Customer feedback is essential. After all, there is no better way of finding out where the company is lacking and where it is striving. A lot of companies merely dismiss customer feedback. Whilst negative criticism may be hard to take, it is essential with regards to moving forward. After all, nobody gets everything perfect the first time! Rather than being resistant to the bad comments you have received, use it as an opportunity to learn about your business and your customers. The best businesses see feedback as an opportunity – it is a chance for them to better their business and take it to the next level.


  1. Pricing goods at a rock bottom price

Due to the state of the economy worldwide at the moment, the need to make savings is as important as ever. Nevertheless, it seems that a lot of companies have taken this far too literally. Of course, pricing products at a low price is good because it attracts people to buy it.
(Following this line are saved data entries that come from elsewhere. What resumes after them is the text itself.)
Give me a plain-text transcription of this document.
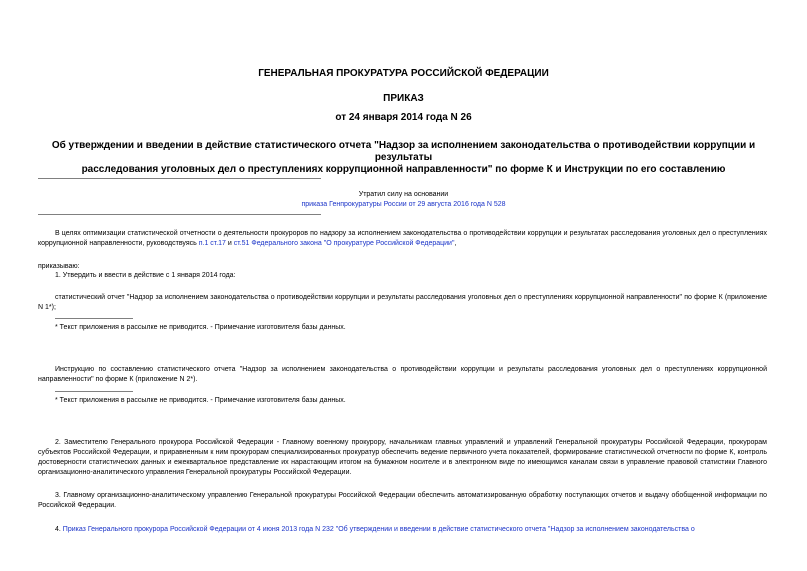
ГЕНЕРАЛЬНАЯ ПРОКУРАТУРА РОССИЙСКОЙ ФЕДЕРАЦИИ
ПРИКАЗ
от 24 января 2014 года N 26
Об утверждении и введении в действие статистического отчета "Надзор за исполнением законодательства о противодействии коррупции и результаты
расследования уголовных дел о преступлениях коррупционной направленности" по форме К и Инструкции по его составлению
Утратил силу на основании
приказа Генпрокуратуры России от 29 августа 2016 года N 528
В целях оптимизации статистической отчетности о деятельности прокуроров по надзору за исполнением законодательства о противодействии коррупции и результатах расследования уголовных дел о преступлениях коррупционной направленности, руководствуясь п.1 ст.17 и ст.51 Федерального закона "О прокуратуре Российской Федерации",
приказываю:
1. Утвердить и ввести в действие с 1 января 2014 года:
статистический отчет "Надзор за исполнением законодательства о противодействии коррупции и результаты расследования уголовных дел о преступлениях коррупционной направленности" по форме К (приложение N 1*);
* Текст приложения в рассылке не приводится. - Примечание изготовителя базы данных.
Инструкцию по составлению статистического отчета "Надзор за исполнением законодательства о противодействии коррупции и результаты расследования уголовных дел о преступлениях коррупционной направленности" по форме К (приложение N 2*).
* Текст приложения в рассылке не приводится. - Примечание изготовителя базы данных.
2. Заместителю Генерального прокурора Российской Федерации - Главному военному прокурору, начальникам главных управлений и управлений Генеральной прокуратуры Российской Федерации, прокурорам субъектов Российской Федерации, и приравненным к ним прокурорам специализированных прокуратур обеспечить ведение первичного учета показателей, формирование статистической отчетности по форме К, контроль достоверности статистических данных и ежеквартальное представление их нарастающим итогом на бумажном носителе и в электронном виде по имеющимся каналам связи в управление правовой статистики Главного организационно-аналитического управления Генеральной прокуратуры Российской Федерации.
3. Главному организационно-аналитическому управлению Генеральной прокуратуры Российской Федерации обеспечить автоматизированную обработку поступающих отчетов и выдачу обобщенной информации по Российской Федерации.
4. Приказ Генерального прокурора Российской Федерации от 4 июня 2013 года N 232 "Об утверждении и введении в действие статистического отчета "Надзор за исполнением законодательства о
Nevertheless, pricing a product too low screams ‘bad quality’ and will actually deter people from buying. Yes, you want to enter a crowded marketplace and you want people to choose your goods. However, it is important to recognise that the price you put on your products is a symbol of what your products are worth. If you price your items or your services too low, people are going to assume that this is because of a lack of quality. Moreover, it is easy to lower your prices but it is not easy to increase them.


  1. No effective means of customer service and contact

The more methods of contact there is between a company and a customer – the better. A company should have a telephone number, an address and an email address which are all accessible and all requests should be responded to within 24 hours. Not only is this useful, but it shows that a company is credible. If a person goes to a website today and they only see one mode of communication, or even worse, there is simply an online contact form, they could assume that your business is not trustworthy. With the number of scams going on, customers need to be cautious than ever before. This is why a lack of contact options works against your company. It is also wise to ensure that there are a number of other trust signals on your website too, such as secure payment options and genuine customer reviews.


  1. Behind on tech

It is crazy how many tech firms do not have the best technology in place at their own business. The claim to be ahead of the game, selling innovative tech products and services. Nevertheless, they have slow Internet connections or they do not use software that helps them to manage their customer relationships effectively. If you feel like you fall into this category, you need to make changes sooner rather than later. Suddenlink Internet is a good place to start with this. While they offer packages for homeowners, they also have business plans too, helping you to run much, much more efficiently and achieve more at your tech startup.


  1. Not planning ahead

This may sound like the most obvious point in the entire list but it is essential to engage in extensive planning if you are going to start up a technology business. Nevertheless, a lot of individuals fail to do this because they think the sooner they get started up – the better. However, if unprepared then it will certainly show. Moreover, do not merely make these plans in your head. You need to write them down. Having an official business plan is of huge importance. It gives your company a sense of direction and it means that there is a document everyone can refer to so that they are on the same page. You know what they say – if you fail to plan, you plan to fail, and this is most definitely the case in the business domain.

So there you have it: hopefully, you now have a better understanding regarding some of the most common errors that technology start-ups make today. If you can avoid the deadly sins that have been discussed in this blog post, you can give yourself an excellent chance of making sure everything goes as smoothly as possible at your business.